De là à penser que les Puppet’s proposent que du sang frais, c’est se mettre le doigt dans l’oeil : le hip hop crasseux refait surface avec les brûlots de la vieille époque. Animals, bien sûr, ne pouvait pas être oublié. Funky, groovy, la machine allemande reprend du service ! Jamais à court de renouvellement, les Puppets laissent la porte ouverte à différentes « touch » : notes plus rock sur (Entertainers) mais l’ensemble est bien rodé ; même un track presque parlé comme Dschinni of Glas prend des allures tapageuses…

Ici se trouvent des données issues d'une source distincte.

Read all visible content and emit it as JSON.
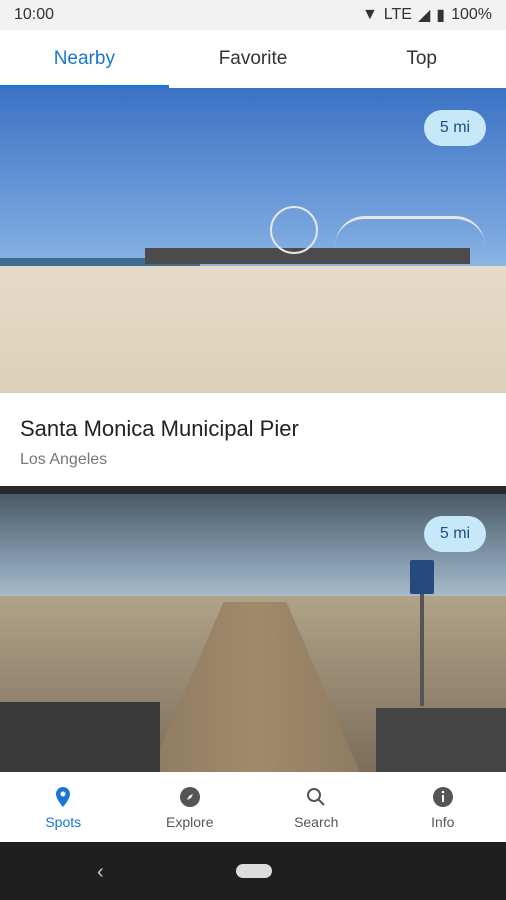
{
  "status_bar": {
    "time": "10:00",
    "network": "LTE",
    "battery": "100%"
  },
  "tabs": [
    "Nearby",
    "Favorite",
    "Top"
  ],
  "spots": [
    {
      "title": "Santa Monica Municipal Pier",
      "subtitle": "Los Angeles",
      "distance": "5 mi"
    },
    {
      "distance": "5 mi"
    }
  ],
  "bottom_nav": [
    {
      "label": "Spots",
      "icon": "location-pin-icon"
    },
    {
      "label": "Explore",
      "icon": "compass-icon"
    },
    {
      "label": "Search",
      "icon": "search-icon"
    },
    {
      "label": "Info",
      "icon": "info-icon"
    }
  ],
  "colors": {
    "accent": "#1976d2",
    "badge_bg": "#c6e8f8"
  }
}
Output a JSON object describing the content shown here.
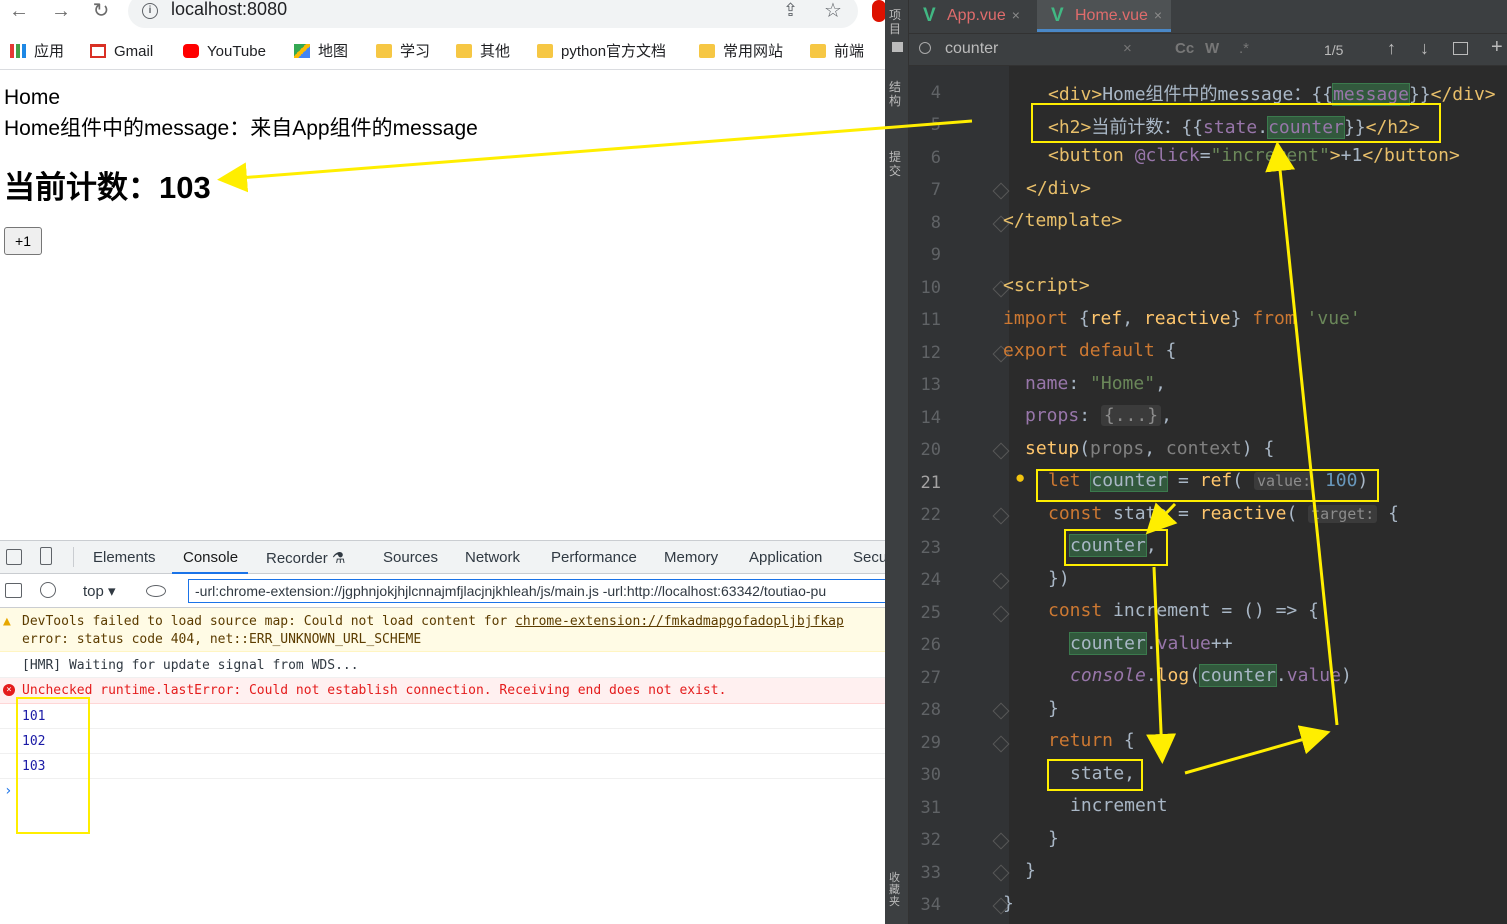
{
  "browser": {
    "url": "localhost:8080",
    "bookmarks": [
      "应用",
      "Gmail",
      "YouTube",
      "地图",
      "学习",
      "其他",
      "python官方文档",
      "常用网站",
      "前端"
    ]
  },
  "page": {
    "title": "Home",
    "message": "Home组件中的message：来自App组件的message",
    "count_label": "当前计数：103",
    "inc_button": "+1"
  },
  "devtools": {
    "tabs": [
      "Elements",
      "Console",
      "Recorder ⚗",
      "Sources",
      "Network",
      "Performance",
      "Memory",
      "Application",
      "Secu"
    ],
    "active_tab": "Console",
    "context": "top ▾",
    "filter": "-url:chrome-extension://jgphnjokjhjlcnnajmfjlacjnjkhleah/js/main.js -url:http://localhost:63342/toutiao-pu",
    "warn_line1": "DevTools failed to load source map: Could not load content for ",
    "warn_link": "chrome-extension://fmkadmapgofadopljbjfkap",
    "warn_line2": "error: status code 404, net::ERR_UNKNOWN_URL_SCHEME",
    "hmr": "[HMR] Waiting for update signal from WDS...",
    "error": "Unchecked runtime.lastError: Could not establish connection. Receiving end does not exist.",
    "logs": [
      "101",
      "102",
      "103"
    ]
  },
  "ide": {
    "tabs": [
      "App.vue",
      "Home.vue"
    ],
    "active_tab": "Home.vue",
    "find": "counter",
    "find_count": "1/5",
    "side_labels": [
      "项目",
      "结构",
      "提交",
      "收藏夹"
    ],
    "line_numbers": [
      "4",
      "5",
      "6",
      "7",
      "8",
      "9",
      "10",
      "11",
      "12",
      "13",
      "14",
      "20",
      "21",
      "22",
      "23",
      "24",
      "25",
      "26",
      "27",
      "28",
      "29",
      "30",
      "31",
      "32",
      "33",
      "34"
    ]
  },
  "colors": {
    "annotation": "#ffee00",
    "vue_green": "#41b883"
  }
}
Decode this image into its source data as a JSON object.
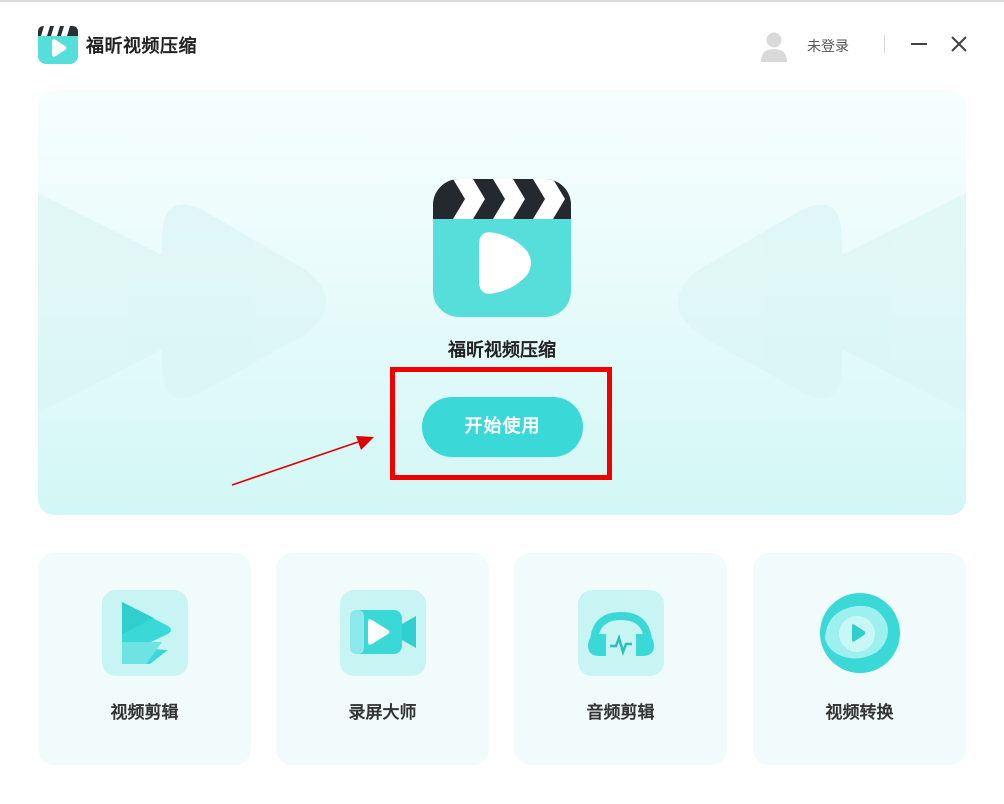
{
  "app": {
    "title": "福昕视频压缩",
    "user": {
      "login_label": "未登录"
    },
    "window_controls": {
      "minimize_icon": "minimize-icon",
      "close_icon": "close-icon"
    }
  },
  "hero": {
    "title": "福昕视频压缩",
    "start_button": "开始使用",
    "logo_icon": "clapperboard-play-icon"
  },
  "features": [
    {
      "label": "视频剪辑",
      "icon": "video-edit-icon"
    },
    {
      "label": "录屏大师",
      "icon": "screen-record-icon"
    },
    {
      "label": "音频剪辑",
      "icon": "audio-edit-icon"
    },
    {
      "label": "视频转换",
      "icon": "video-convert-icon"
    }
  ],
  "colors": {
    "accent": "#3ad9d8",
    "logo_teal": "#55deda",
    "annotation_red": "#f20000",
    "card_bg": "#f2fbfb"
  }
}
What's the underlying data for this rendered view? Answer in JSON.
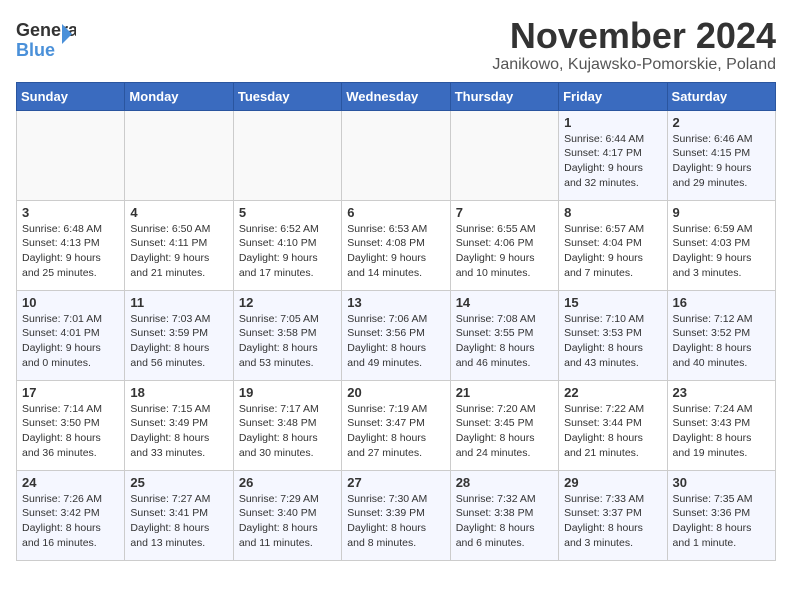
{
  "header": {
    "logo_general": "General",
    "logo_blue": "Blue",
    "month_title": "November 2024",
    "location": "Janikowo, Kujawsko-Pomorskie, Poland"
  },
  "days_of_week": [
    "Sunday",
    "Monday",
    "Tuesday",
    "Wednesday",
    "Thursday",
    "Friday",
    "Saturday"
  ],
  "weeks": [
    [
      {
        "day": "",
        "info": ""
      },
      {
        "day": "",
        "info": ""
      },
      {
        "day": "",
        "info": ""
      },
      {
        "day": "",
        "info": ""
      },
      {
        "day": "",
        "info": ""
      },
      {
        "day": "1",
        "info": "Sunrise: 6:44 AM\nSunset: 4:17 PM\nDaylight: 9 hours\nand 32 minutes."
      },
      {
        "day": "2",
        "info": "Sunrise: 6:46 AM\nSunset: 4:15 PM\nDaylight: 9 hours\nand 29 minutes."
      }
    ],
    [
      {
        "day": "3",
        "info": "Sunrise: 6:48 AM\nSunset: 4:13 PM\nDaylight: 9 hours\nand 25 minutes."
      },
      {
        "day": "4",
        "info": "Sunrise: 6:50 AM\nSunset: 4:11 PM\nDaylight: 9 hours\nand 21 minutes."
      },
      {
        "day": "5",
        "info": "Sunrise: 6:52 AM\nSunset: 4:10 PM\nDaylight: 9 hours\nand 17 minutes."
      },
      {
        "day": "6",
        "info": "Sunrise: 6:53 AM\nSunset: 4:08 PM\nDaylight: 9 hours\nand 14 minutes."
      },
      {
        "day": "7",
        "info": "Sunrise: 6:55 AM\nSunset: 4:06 PM\nDaylight: 9 hours\nand 10 minutes."
      },
      {
        "day": "8",
        "info": "Sunrise: 6:57 AM\nSunset: 4:04 PM\nDaylight: 9 hours\nand 7 minutes."
      },
      {
        "day": "9",
        "info": "Sunrise: 6:59 AM\nSunset: 4:03 PM\nDaylight: 9 hours\nand 3 minutes."
      }
    ],
    [
      {
        "day": "10",
        "info": "Sunrise: 7:01 AM\nSunset: 4:01 PM\nDaylight: 9 hours\nand 0 minutes."
      },
      {
        "day": "11",
        "info": "Sunrise: 7:03 AM\nSunset: 3:59 PM\nDaylight: 8 hours\nand 56 minutes."
      },
      {
        "day": "12",
        "info": "Sunrise: 7:05 AM\nSunset: 3:58 PM\nDaylight: 8 hours\nand 53 minutes."
      },
      {
        "day": "13",
        "info": "Sunrise: 7:06 AM\nSunset: 3:56 PM\nDaylight: 8 hours\nand 49 minutes."
      },
      {
        "day": "14",
        "info": "Sunrise: 7:08 AM\nSunset: 3:55 PM\nDaylight: 8 hours\nand 46 minutes."
      },
      {
        "day": "15",
        "info": "Sunrise: 7:10 AM\nSunset: 3:53 PM\nDaylight: 8 hours\nand 43 minutes."
      },
      {
        "day": "16",
        "info": "Sunrise: 7:12 AM\nSunset: 3:52 PM\nDaylight: 8 hours\nand 40 minutes."
      }
    ],
    [
      {
        "day": "17",
        "info": "Sunrise: 7:14 AM\nSunset: 3:50 PM\nDaylight: 8 hours\nand 36 minutes."
      },
      {
        "day": "18",
        "info": "Sunrise: 7:15 AM\nSunset: 3:49 PM\nDaylight: 8 hours\nand 33 minutes."
      },
      {
        "day": "19",
        "info": "Sunrise: 7:17 AM\nSunset: 3:48 PM\nDaylight: 8 hours\nand 30 minutes."
      },
      {
        "day": "20",
        "info": "Sunrise: 7:19 AM\nSunset: 3:47 PM\nDaylight: 8 hours\nand 27 minutes."
      },
      {
        "day": "21",
        "info": "Sunrise: 7:20 AM\nSunset: 3:45 PM\nDaylight: 8 hours\nand 24 minutes."
      },
      {
        "day": "22",
        "info": "Sunrise: 7:22 AM\nSunset: 3:44 PM\nDaylight: 8 hours\nand 21 minutes."
      },
      {
        "day": "23",
        "info": "Sunrise: 7:24 AM\nSunset: 3:43 PM\nDaylight: 8 hours\nand 19 minutes."
      }
    ],
    [
      {
        "day": "24",
        "info": "Sunrise: 7:26 AM\nSunset: 3:42 PM\nDaylight: 8 hours\nand 16 minutes."
      },
      {
        "day": "25",
        "info": "Sunrise: 7:27 AM\nSunset: 3:41 PM\nDaylight: 8 hours\nand 13 minutes."
      },
      {
        "day": "26",
        "info": "Sunrise: 7:29 AM\nSunset: 3:40 PM\nDaylight: 8 hours\nand 11 minutes."
      },
      {
        "day": "27",
        "info": "Sunrise: 7:30 AM\nSunset: 3:39 PM\nDaylight: 8 hours\nand 8 minutes."
      },
      {
        "day": "28",
        "info": "Sunrise: 7:32 AM\nSunset: 3:38 PM\nDaylight: 8 hours\nand 6 minutes."
      },
      {
        "day": "29",
        "info": "Sunrise: 7:33 AM\nSunset: 3:37 PM\nDaylight: 8 hours\nand 3 minutes."
      },
      {
        "day": "30",
        "info": "Sunrise: 7:35 AM\nSunset: 3:36 PM\nDaylight: 8 hours\nand 1 minute."
      }
    ]
  ]
}
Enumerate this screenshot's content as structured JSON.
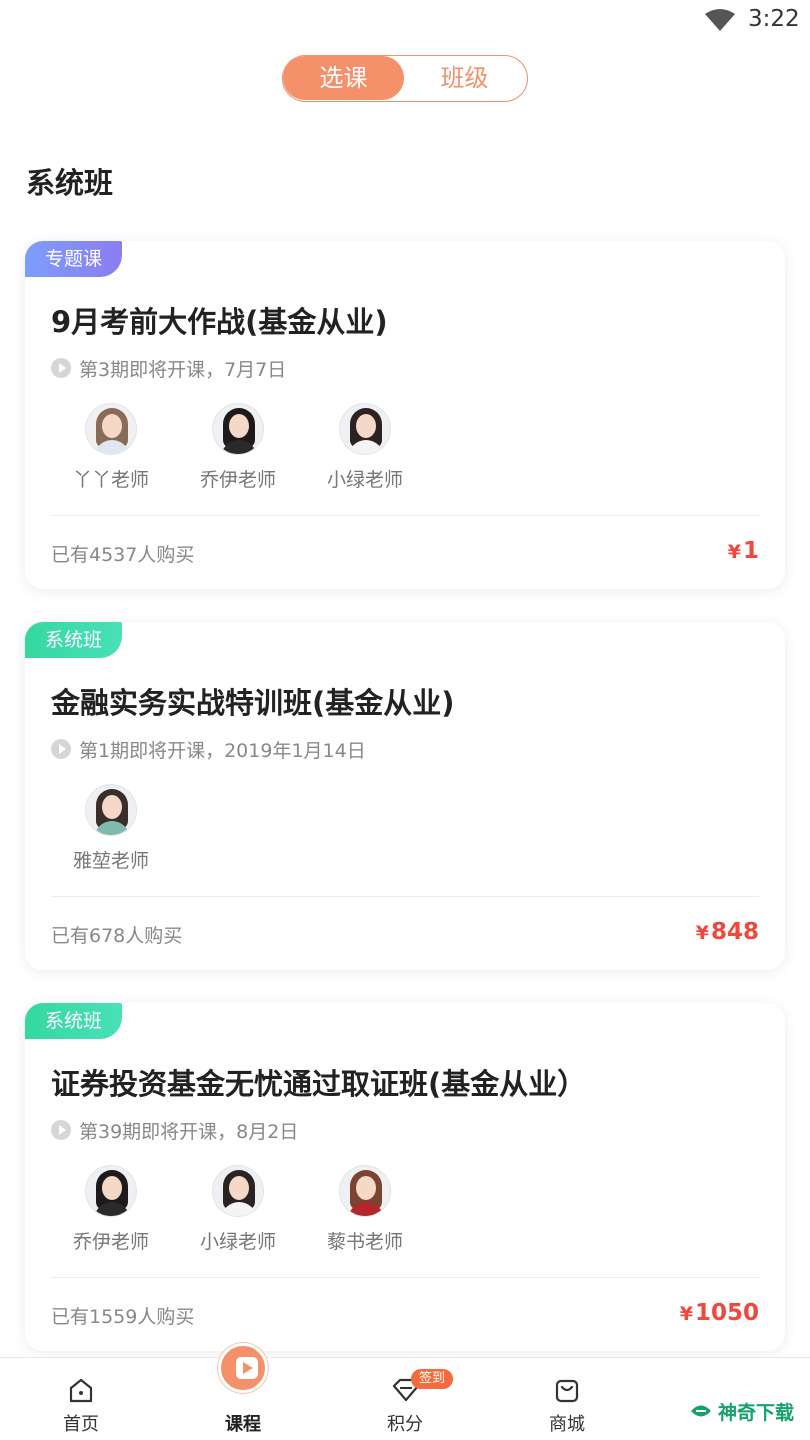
{
  "status": {
    "time": "3:22"
  },
  "segment": {
    "active": "选课",
    "inactive": "班级"
  },
  "section_title": "系统班",
  "cards": [
    {
      "tag": "专题课",
      "title": "9月考前大作战(基金从业)",
      "schedule": "第3期即将开课，7月7日",
      "teachers": [
        "丫丫老师",
        "乔伊老师",
        "小绿老师"
      ],
      "buyers": "已有4537人购买",
      "price": "1"
    },
    {
      "tag": "系统班",
      "title": "金融实务实战特训班(基金从业)",
      "schedule": "第1期即将开课，2019年1月14日",
      "teachers": [
        "雅堃老师"
      ],
      "buyers": "已有678人购买",
      "price": "848"
    },
    {
      "tag": "系统班",
      "title": "证券投资基金无忧通过取证班(基金从业）",
      "schedule": "第39期即将开课，8月2日",
      "teachers": [
        "乔伊老师",
        "小绿老师",
        "藜书老师"
      ],
      "buyers": "已有1559人购买",
      "price": "1050"
    }
  ],
  "currency": "¥",
  "tabbar": {
    "items": [
      {
        "label": "首页",
        "icon": "home-icon"
      },
      {
        "label": "课程",
        "icon": "play-icon"
      },
      {
        "label": "积分",
        "icon": "diamond-icon",
        "badge": "签到"
      },
      {
        "label": "商城",
        "icon": "bag-icon"
      }
    ]
  },
  "watermark": "神奇下载",
  "colors": {
    "accent": "#f4906a",
    "price": "#f0473e",
    "topic_tag": "#7d9dfb",
    "system_tag": "#35d8a0"
  }
}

La mayonnaise prend : il faut dire que le public est connaisseur. Nouvelle claque avec Bigger The Better, retour en arrière de 7 ans avec « Creature Shock Radio » (2005). Dans l’effervescence, petits interludes du tant décrié « The Break Up » (2009), et nouvel assaut avec un monstre du groupe, terriblement jumpant et festif, Do The Swamp.
En s’accordant plusieurs délires drum’n’bass et en n’omettant pas quelques guests comme Maître Yobo ou R2D2, les Puppet’s sont revenues avec des idées plein la tête. L’espace laisse des traces et, musicalement, les marionnettes paraissent plus énervées que jamais : Full Bashment est le symbole de toute cette violence qui bouillonait en eux depuis des années.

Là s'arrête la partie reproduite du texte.